Background: Deep learning methods have proven effective for the detection and segmentation of anatomical structures and pathologies in CT and MRI. However, ttraining of the deep network classifiers requires manual annotation of many cases by expert radiologists, which is tedious, time-consuming and impractical for most structures.
Methods: We have developed Boot-DLMIR, a set of new methods for the fast development of deep learning-based solutions in Radiology with very few annotated datasets. The key idea is to bootstrap the creation of expert-validated annotations with new techniques for annotation uncertainty estimation and for learning how experts correct annotations generated by deep learning networks initially trained with very few annotated datasets. Our methods optimize the time required by radiologists to annotate, validate, and correct segmentations by providing methods to: 1) select the order in which annotated slices are examined and corrected; 2) select which scans to annotate and validate to increase the robustness and coverage of the network based on the segmentation uncertainty estimation; 3) decrease data overfitting to one radiologist and a few annotated datasets; 4) increase the radiologist confidence in the results by providing an estimated uncertainty measure; 5) support active learning with annotated datasets of mixed quality. We evaluate our method on automatic detection and segmentation of fetal brain, fetal body and placenta on MRI and of liver and liver tumors on CECT with the Dice coefficient.

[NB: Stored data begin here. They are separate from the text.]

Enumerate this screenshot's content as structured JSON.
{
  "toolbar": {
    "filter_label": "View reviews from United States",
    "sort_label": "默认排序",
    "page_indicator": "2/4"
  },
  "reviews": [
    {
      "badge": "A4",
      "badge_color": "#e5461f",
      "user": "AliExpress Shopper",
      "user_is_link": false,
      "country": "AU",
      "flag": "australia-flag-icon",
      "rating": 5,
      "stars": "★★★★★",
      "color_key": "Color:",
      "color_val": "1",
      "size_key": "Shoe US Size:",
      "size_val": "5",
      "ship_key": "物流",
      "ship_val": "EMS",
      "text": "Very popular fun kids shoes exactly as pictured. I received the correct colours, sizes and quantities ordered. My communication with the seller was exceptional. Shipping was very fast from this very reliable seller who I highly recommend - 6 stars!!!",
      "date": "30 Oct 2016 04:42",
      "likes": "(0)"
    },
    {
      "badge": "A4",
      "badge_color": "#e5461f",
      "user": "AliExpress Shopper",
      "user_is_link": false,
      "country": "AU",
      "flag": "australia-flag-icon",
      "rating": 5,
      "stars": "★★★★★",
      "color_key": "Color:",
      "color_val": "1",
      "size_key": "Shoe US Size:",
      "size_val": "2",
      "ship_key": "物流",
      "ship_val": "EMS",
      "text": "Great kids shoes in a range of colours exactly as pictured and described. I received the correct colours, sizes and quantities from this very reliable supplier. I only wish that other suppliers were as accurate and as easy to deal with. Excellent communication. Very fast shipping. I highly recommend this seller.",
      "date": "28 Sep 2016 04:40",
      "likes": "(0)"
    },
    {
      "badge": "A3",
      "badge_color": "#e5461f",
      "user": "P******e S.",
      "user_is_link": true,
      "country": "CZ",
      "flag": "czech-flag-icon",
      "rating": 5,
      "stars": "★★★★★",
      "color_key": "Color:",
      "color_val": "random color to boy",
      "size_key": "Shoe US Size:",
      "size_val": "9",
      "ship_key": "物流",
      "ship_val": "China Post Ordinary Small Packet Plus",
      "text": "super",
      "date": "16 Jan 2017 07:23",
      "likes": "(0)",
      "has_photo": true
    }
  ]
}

Results: Our methods achieved a Dice coefficient whose value is above the manual observer annotation variability (number of annotated scans used for training): 0.997±0.03 for the fetal body (45), 0.966±0.03 for the fetal brain (4530), 0.843±0.10 for the placenta (16), 0.95±0.03 for the liver (109) and 0.82±0.14 for liver tumors (126).
Conclusion: Boot-DLMIR may accelerate the development of accurate and reliable deep learning based methods in Radiology using very few annotated datasets.